# Termination problem

How to proof a program will stop and give us an answer? This big question leads halting problem, but not the end. Even though we cannot get a result for arbitrary program, get this information for certain kind of program might still useful. However, even this simpler question is still hard. For example, the following program will stop(roughly speak).

for (int a=0; a<10; a++) { }

What if we add a `printf`

statement as loop body? The answer is subtle,
it depends on how do we use `printf`

, because `printf`

in fact is a
turing machine. In real life, as a creator of analysis tool, we might
say let's ignore weird usage. Hence, the `printf`

terminated, and we
back to the loop structure. We know the above terminated, but how do we
know? Because **stop condition is bigger than initial value when a get
increased**. To inference on these condition, one must know how to
extract information from program. There have many ways to represent a
program, here I will assume just a proper abstract syntax tree and
related tools existed. Then getting the information is simple:

for (int a = <init>; a < <stop>; a++)

Our checker can be like

(define (ok? init stop) (<= init stop))

What!? That simple? Yes, that simple, and useless. The code is useless because there has more form of loop. For example, control variable can get decreased.

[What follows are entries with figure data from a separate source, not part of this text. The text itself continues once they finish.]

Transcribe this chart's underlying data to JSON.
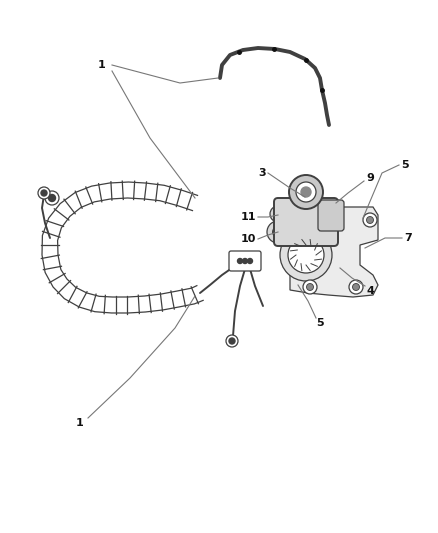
{
  "bg_color": "#ffffff",
  "line_color": "#404040",
  "label_color": "#111111",
  "fig_width": 4.38,
  "fig_height": 5.33,
  "dpi": 100,
  "coil_color": "#404040",
  "tube_color": "#404040",
  "part_fill": "#e8e8e8",
  "part_edge": "#404040"
}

for (int a = <init>; a > <stop>; a--)

To handle this also, the checker turns to

(define (ok? init stop step) (case step [(--) (>= init stop)] [(++) (<= init stop)] [else #f]))

## 1. Recursion

Even the step mode have infinite pattern, however. Which means this way
has infinite thing to do. The point is **recursion** is isomorphic to
**iteration**, hence, we rewrite program as the following.

let rec loop : int -> unit = fun a -> match a with | 0 -> () | n -> loop (n - 1)

## 2. Inductive

To prove such program stop, is still hard, finding base case and induction case need manual work. We need something to restrict the possible input. For numberic, we can write:

type nat = | zero | suc nat

With type `nat`

, the recursion be rewrote to:

let rec loop : nat -> unit = fun a -> match a with | zero -> () | suc (n) -> loop n

The definition like `type`

this kind, called inductive family. Turns
out, we can see it's a lattice. Hence, termination problem is finding a
process corresponding to a lattice, and inductive family is just a
limited, full connected version. Anyway, now proving termination is
finding every recursive point is an induction case, `suc (n)`

to
`loop n`

so it's smaller on recursion then it's induction.